A school choice scholar, who spoke at the Heritage Foundation press conference in Washington, D.C., indicates that the fears of school choice opponents are unfounded.
Dr. Patrick Wolf, assistant professor of public policy at the Georgetown Public Policy Institute, said studies show that school choice programs are forcing public school districts to make changes the public has been calling for.
Wolf cited a Harvard study of the Milwaukee school choice program, which was previously reported on by CNSNews.com, as an example of a study pointing to the promise of school choice.
"There have been a lot of studies in [the area of school choice], some by Caroline Hoxby of Harvard and Jay Green of the Manhattan Institute strongly suggesting that public schools that face competition from voucher programs tend to institute the kinds of reforms that people have been urging on them for years," he said.
"[Voucher programs] tend to change their [public schools] approach in a way that is likely to yield benefits for those students who stay in those programs," Wolf said.
He also claimed that school choice has shown a marked improvement in the academic performance of African American students.

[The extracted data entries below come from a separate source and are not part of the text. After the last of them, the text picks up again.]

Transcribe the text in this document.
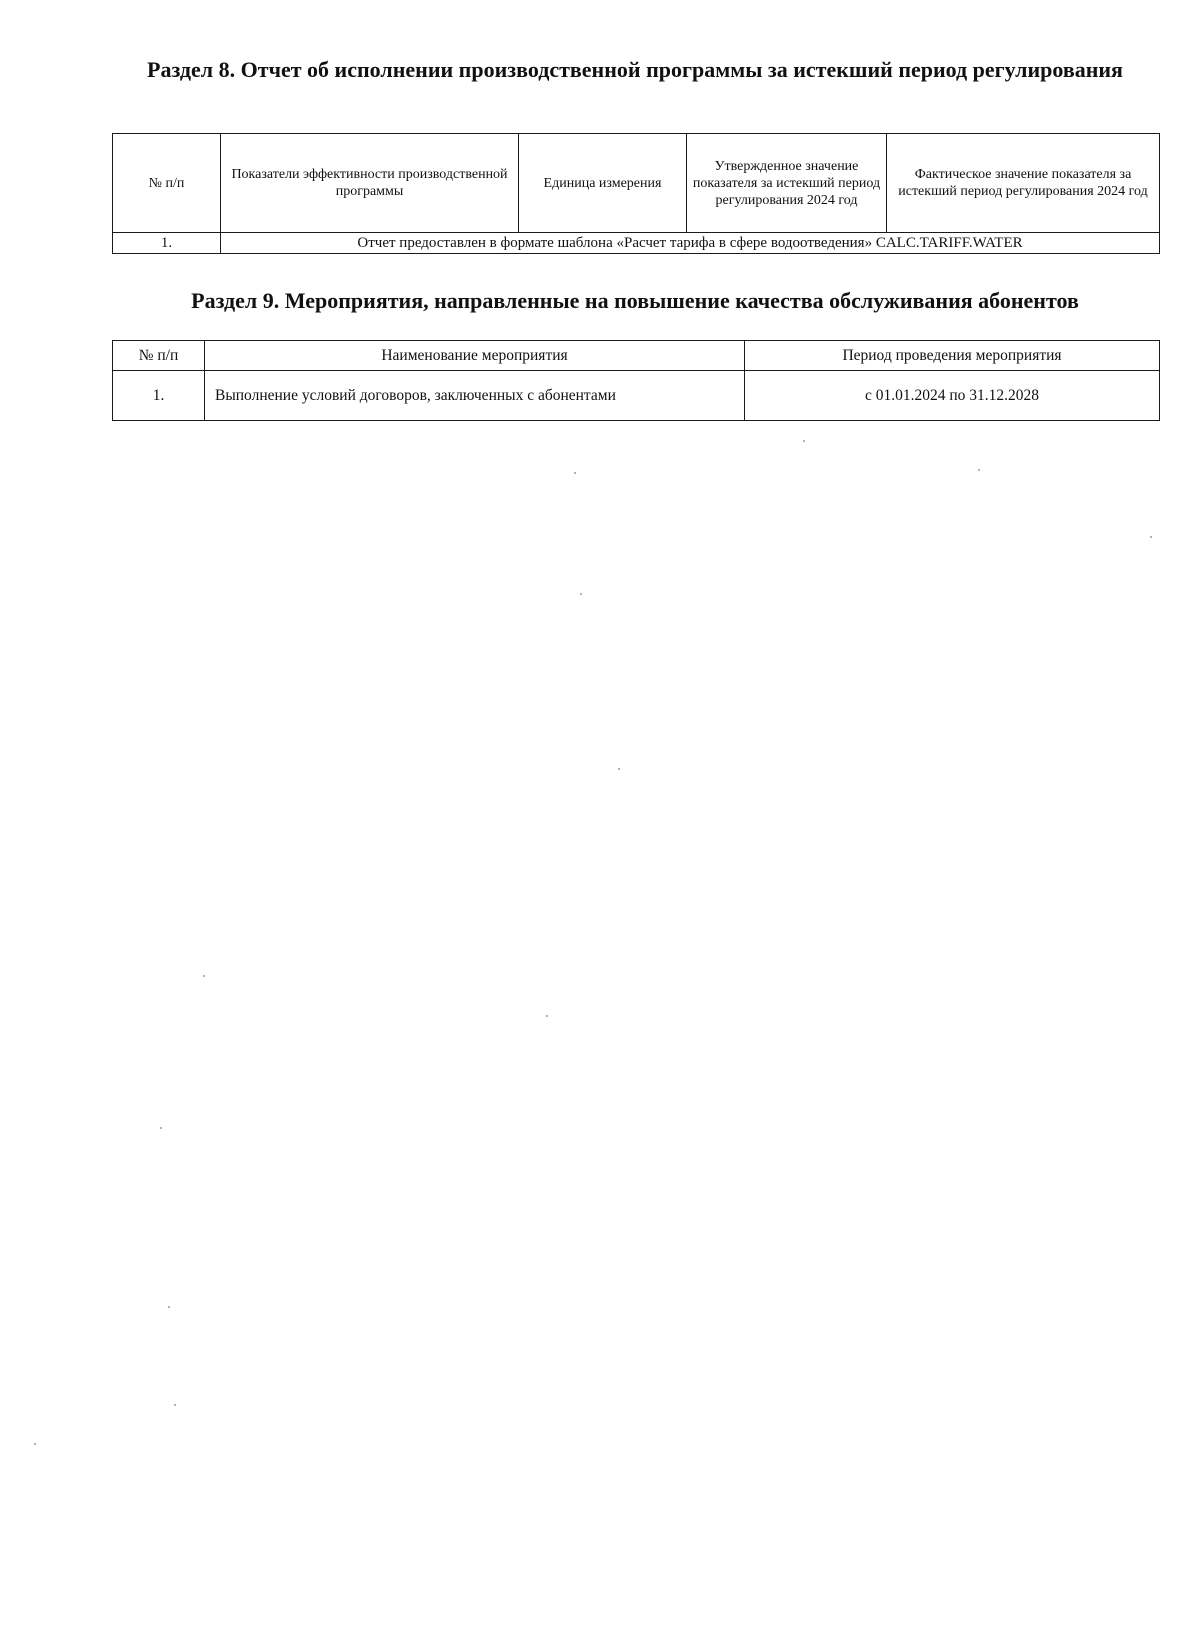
Раздел 8. Отчет об исполнении производственной программы за истекший период регулирования
№ п/п	Показатели эффективности производственной программы	Единица измерения	Утвержденное значение показателя за истекший период регулирования 2024 год	Фактическое значение показателя за истекший период регулирования 2024 год
1.	Отчет предоставлен в формате шаблона «Расчет тарифа в сфере водоотведения» CALC.TARIFF.WATER			
Раздел 9. Мероприятия, направленные на повышение качества обслуживания абонентов
№ п/п	Наименование мероприятия	Период проведения мероприятия
1.	Выполнение условий договоров, заключенных с абонентами	с 01.01.2024 по 31.12.2028
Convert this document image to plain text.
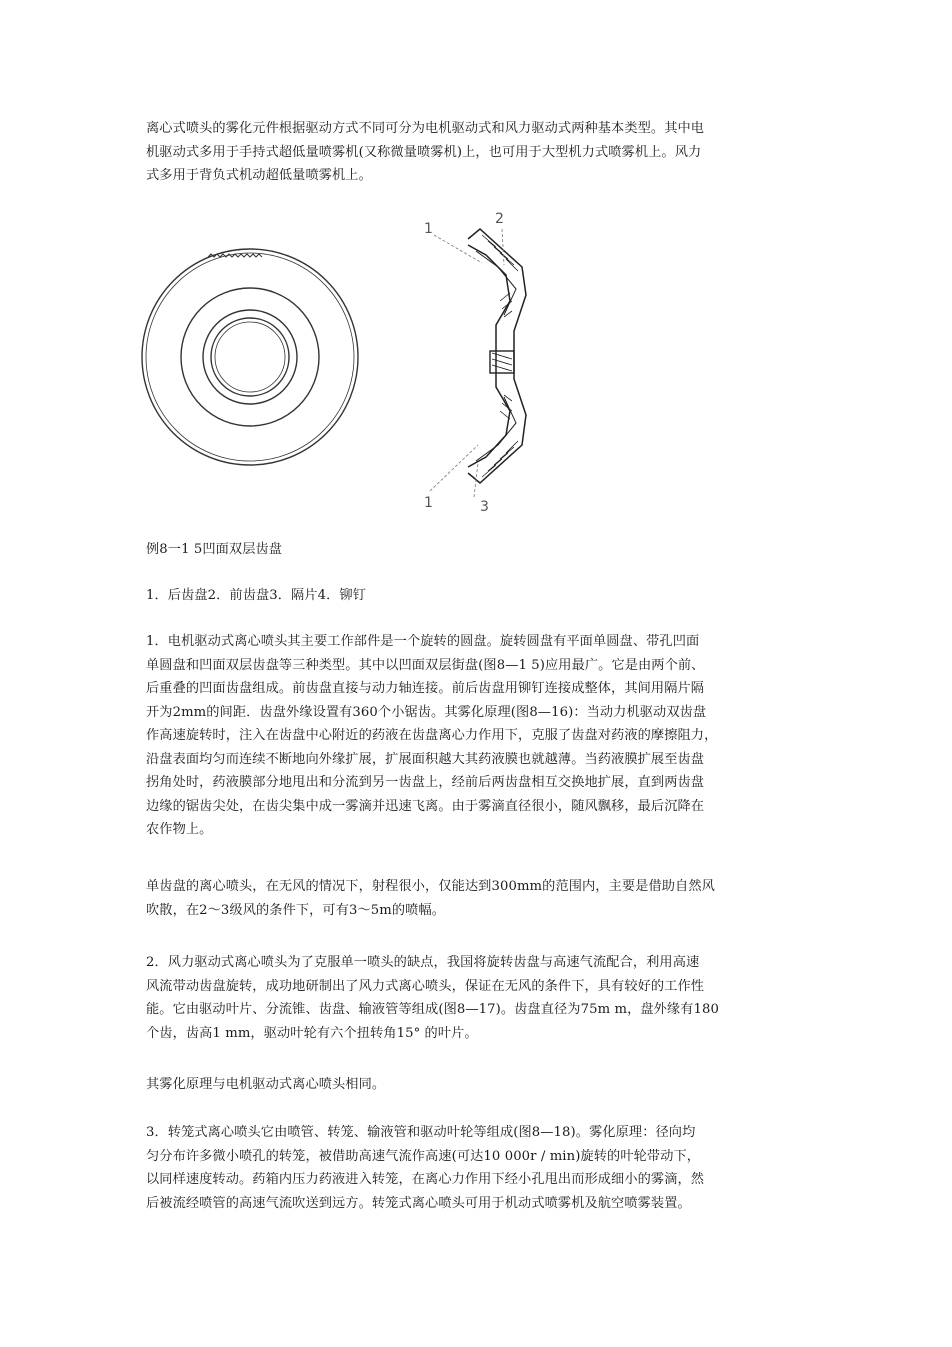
离心式喷头的雾化元件根据驱动方式不同可分为电机驱动式和风力驱动式两种基本类型。其中电
机驱动式多用于手持式超低量喷雾机(又称微量喷雾机)上，也可用于大型机力式喷雾机上。风力
式多用于背负式机动超低量喷雾机上。

1
2
1	3

例8一1 5凹面双层齿盘

1．后齿盘2．前齿盘3．隔片4．铆钉

1．电机驱动式离心喷头其主要工作部件是一个旋转的圆盘。旋转圆盘有平面单圆盘、带孔凹面
单圆盘和凹面双层齿盘等三种类型。其中以凹面双层街盘(图8—1 5)应用最广。它是由两个前、
后重叠的凹面齿盘组成。前齿盘直接与动力轴连接。前后齿盘用铆钉连接成整体，其间用隔片隔
开为2mm的间距．齿盘外缘设置有360个小锯齿。其雾化原理(图8—16)：当动力机驱动双齿盘
作高速旋转时，注入在齿盘中心附近的药液在齿盘离心力作用下，克服了齿盘对药液的摩擦阻力，
沿盘表面均匀而连续不断地向外缘扩展，扩展面积越大其药液膜也就越薄。当药液膜扩展至齿盘
拐角处时，药液膜部分地甩出和分流到另一齿盘上，经前后两齿盘相互交换地扩展，直到两齿盘
边缘的锯齿尖处，在齿尖集中成一雾滴并迅速飞离。由于雾滴直径很小，随风飘移，最后沉降在
农作物上。

单齿盘的离心喷头，在无风的情况下，射程很小，仅能达到300mm的范围内，主要是借助自然风
吹散，在2～3级风的条件下，可有3～5m的喷幅。

2．风力驱动式离心喷头为了克服单一喷头的缺点，我国将旋转齿盘与高速气流配合，利用高速
风流带动齿盘旋转，成功地研制出了风力式离心喷头，保证在无风的条件下，具有较好的工作性
能。它由驱动叶片、分流锥、齿盘、输液管等组成(图8—17)。齿盘直径为75m m，盘外缘有180
个齿，齿高1 mm，驱动叶轮有六个扭转角15° 的叶片。

其雾化原理与电机驱动式离心喷头相同。

3．转笼式离心喷头它由喷管、转笼、输液管和驱动叶轮等组成(图8—18)。雾化原理：径向均
匀分布许多微小喷孔的转笼，被借助高速气流作高速(可达10 000r / min)旋转的叶轮带动下，
以同样速度转动。药箱内压力药液进入转笼，在离心力作用下经小孔甩出而形成细小的雾滴，然
后被流经喷管的高速气流吹送到远方。转笼式离心喷头可用于机动式喷雾机及航空喷雾装置。
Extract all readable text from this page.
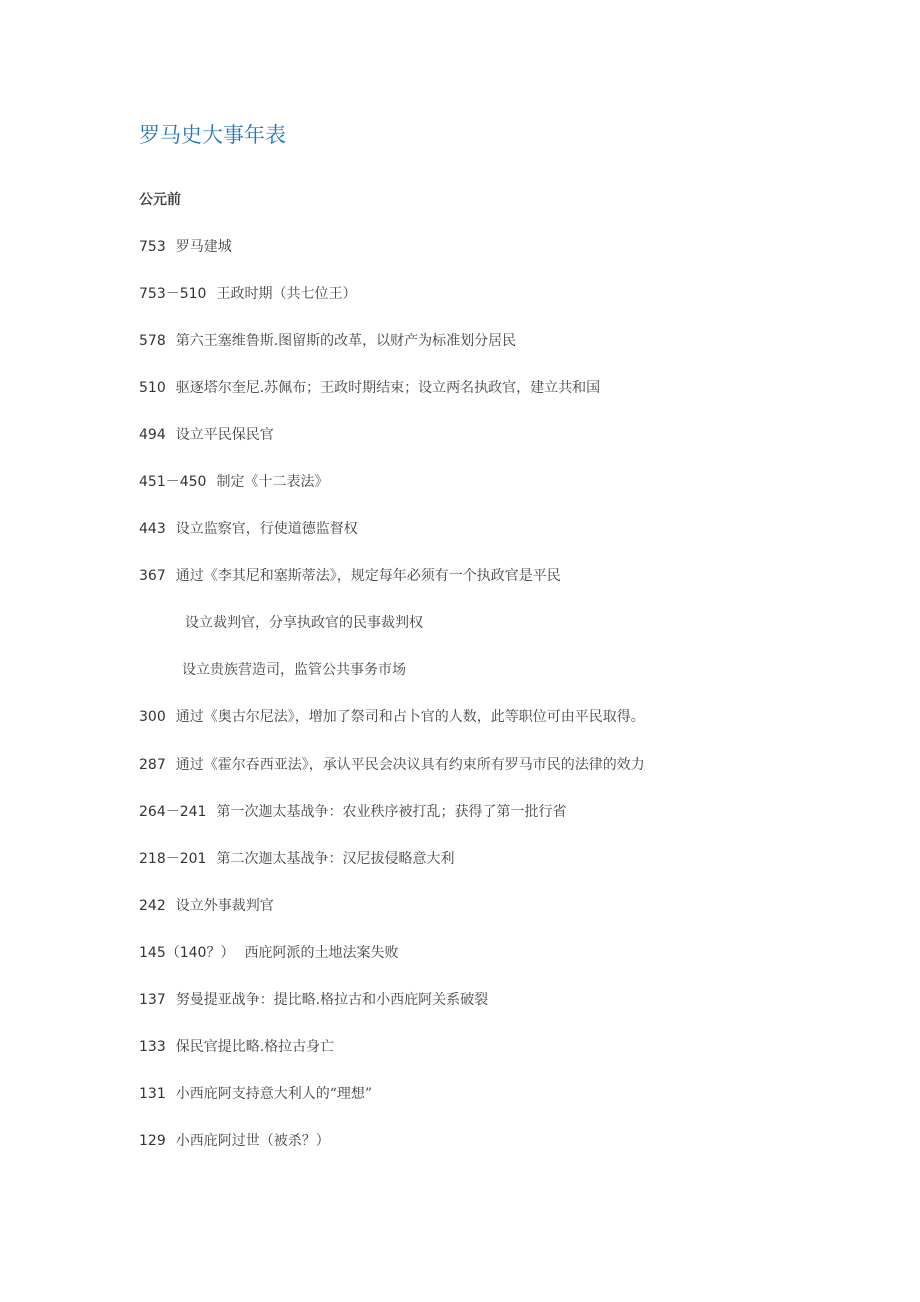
罗马史大事年表
公元前
753 罗马建城
753－510 王政时期（共七位王）
578 第六王塞维鲁斯.图留斯的改革，以财产为标准划分居民
510 驱逐塔尔奎尼.苏佩布；王政时期结束；设立两名执政官，建立共和国
494 设立平民保民官
451－450 制定《十二表法》
443 设立监察官，行使道德监督权
367 通过《李其尼和塞斯蒂法》，规定每年必须有一个执政官是平民
设立裁判官，分享执政官的民事裁判权
设立贵族营造司，监管公共事务市场
300 通过《奥古尔尼法》，增加了祭司和占卜官的人数，此等职位可由平民取得。
287 通过《霍尔吞西亚法》，承认平民会决议具有约束所有罗马市民的法律的效力
264－241 第一次迦太基战争：农业秩序被打乱；获得了第一批行省
218－201 第二次迦太基战争：汉尼拔侵略意大利
242 设立外事裁判官
145（140？） 西庇阿派的土地法案失败
137 努曼提亚战争：提比略.格拉古和小西庇阿关系破裂
133 保民官提比略.格拉古身亡
131 小西庇阿支持意大利人的“理想”
129 小西庇阿过世（被杀？）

"The opportunity to switch from public to private schools tends to improve the educational achievement of low-income African American students, we know that," Wolf said. "The reliable studies that have been done on this identify positive results at least for African Americans."
Opponents of school choice have claimed that voucher students will not receive exposure to proper civic values, but Wolf claims that the opposite is true.
"These voucher programs even promote certain civic values such as political tolerance, volunteerism, community involvement, and respect for others," he said. "This is sort of a fire wall that the defenders of the public school system construct to try and stop school choice programs from advancing."
Wolf disputes his opponents' contentions that school choice should be avoided because private schools pick and choose whom they will admit.
"Private schools do very little skimming in their decisions to admit voucher students," he said. "There is no indication that they are chairman picky, [choosing] the easiest to educate students . . .or they are excluding families from their schools based on religious affiliation."
"The last year we sifted and collected data on the Washington program [was] last year's," Wolf said. "We had a total of zero parents claim that they were excluded from their preferred religious school because they didn't share the religious affiliation of that school."
He contends that Washington, D.C. is a prime example of the fallacy of the opponents' skimming argument, because 70 percent of the voucher students enrolled in Washington's Catholic schools are Baptist.
Wolf also took aim at opponents' contentions that school vouchers drain funding from public schools by pointing to the fact that total per pupil funding in the Milwaukee public schools has increased.
"The total amount of funding in the Milwaukee schools has gone up," Wolf said. "The per pupil spending has gone up dramatically because they have off loaded a large number of pupils to the private system, and have received much more money from the initiative."
The American Federation of Teachers (AFT) strongly disputes Wolf's contentions, claiming that other studies dispute his findings.
"It is disingenuous to say that there are studies to say that voucher students do any better," said AFT Communications Director Alex Wohl. "The majority of studies that have been done show very little improvement."
"The fact of the matter is, the most challenged schools ... are turning around all by themselves," he said. "They are doing it through time-tested, research-based programs [such as] lower class size."
Wohl emphasized that movements toward smaller class sizes will reap educational benefits for students without school choice.
"There have been studies done by serious scholars that show that kids who go, especially in the early years in smaller classes, improve their achievements at a higher rate than kids in vouchers schools," Wohl said. "There are all sorts of changes going on in public schools in urban areas where teachers, superintendents, parents, school board members are working to turn around their schools."
The AFT believes that government should focus upon public school choice and smaller class sizes rather than diverting funds to voucher programs.